Darius, ensandecido, se vira e encara a zerta. Ele aguarda pacientemente, sabendo que se não esperar o momento perfeito, ele será pisoteado.
No último segundo Darius salta para fora do caminho e golpeia com sua espada, cortando as pernas da zerta com um único golpe.
A zerta grita e cai de cara no chão, arremessando o oficial para o meio do grupo de aldeões.
Um aldeão se afasta do grupo e corre na direção do oficial segurando uma pedra enorme nas mãos. Darius se vira e fica surpreso ao ver que se trata de Loti; ela segura a pedra no alto e bate com força no capacete do soldado, matando-o imediatamente.

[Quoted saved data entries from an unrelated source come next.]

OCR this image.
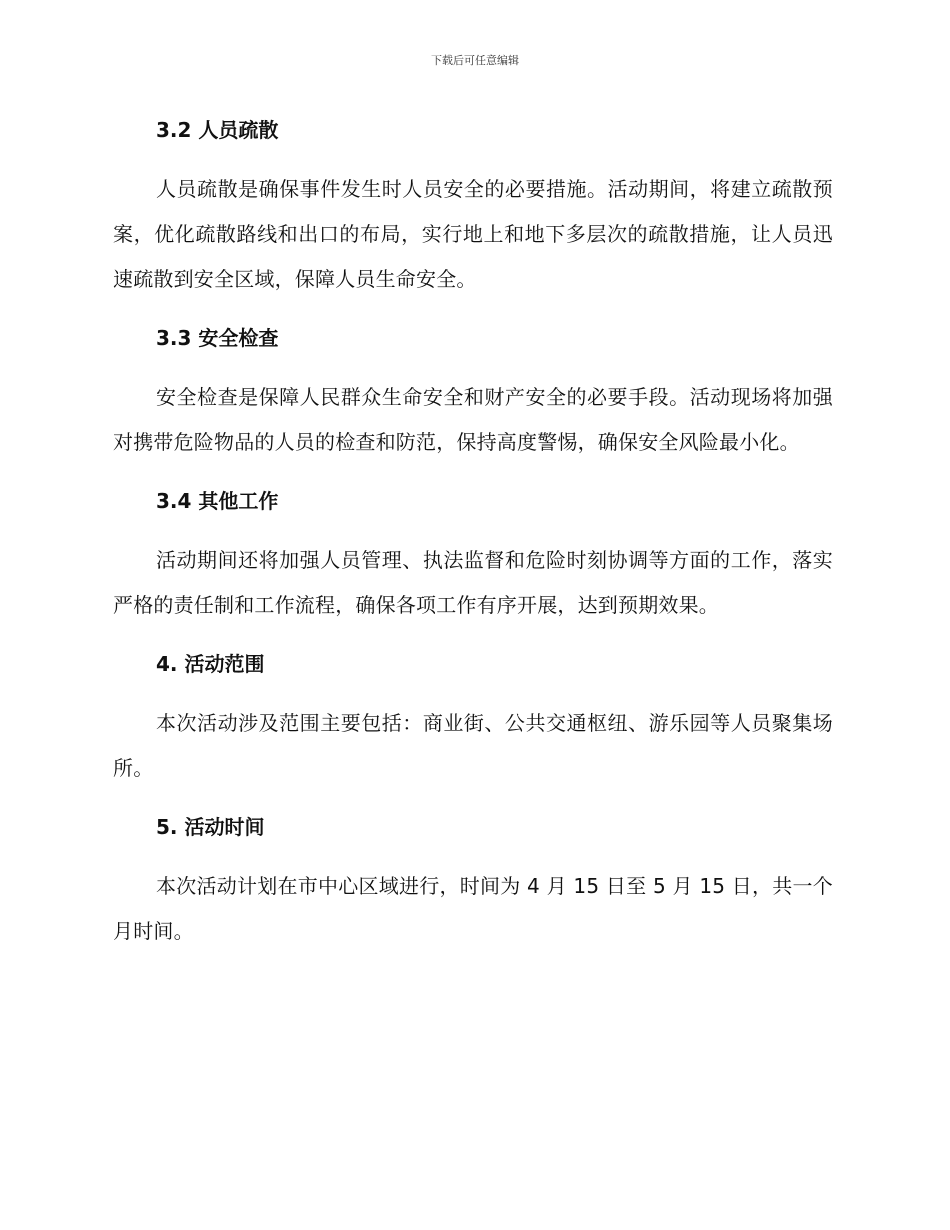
下载后可任意编辑
3.2 人员疏散

人员疏散是确保事件发生时人员安全的必要措施。活动期间，将建立疏散预案，优化疏散路线和出口的布局，实行地上和地下多层次的疏散措施，让人员迅速疏散到安全区域，保障人员生命安全。

3.3 安全检查

安全检查是保障人民群众生命安全和财产安全的必要手段。活动现场将加强对携带危险物品的人员的检查和防范，保持高度警惕，确保安全风险最小化。

3.4 其他工作

活动期间还将加强人员管理、执法监督和危险时刻协调等方面的工作，落实严格的责任制和工作流程，确保各项工作有序开展，达到预期效果。

4. 活动范围

本次活动涉及范围主要包括：商业街、公共交通枢纽、游乐园等人员聚集场所。

5. 活动时间

本次活动计划在市中心区域进行，时间为 4 月 15 日至 5 月 15 日，共一个月时间。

Darius ouve o barulho de galope e vê outra zerta aproximando-se dela com um soldado sentado de lado empunhando uma lança ao mesmo tempo em que se prepara para alvejá-lo. Não há tempo para reagir.
Um rosnado corta o ar e Darius se surpreende ao ver Dray aparecer de repente e saltar no ar, mordendo o pé do soldado no mesmo momento em que ele arremessa a lança. O soldado cai para a frente e seu arremesso não vai muito longe, caindo no chão a poucos metros dele. Ele perde o equilíbrio e cai de cima da zerta, e assim que seu corpo toca o chão o soldado é atacado por diversos aldeões.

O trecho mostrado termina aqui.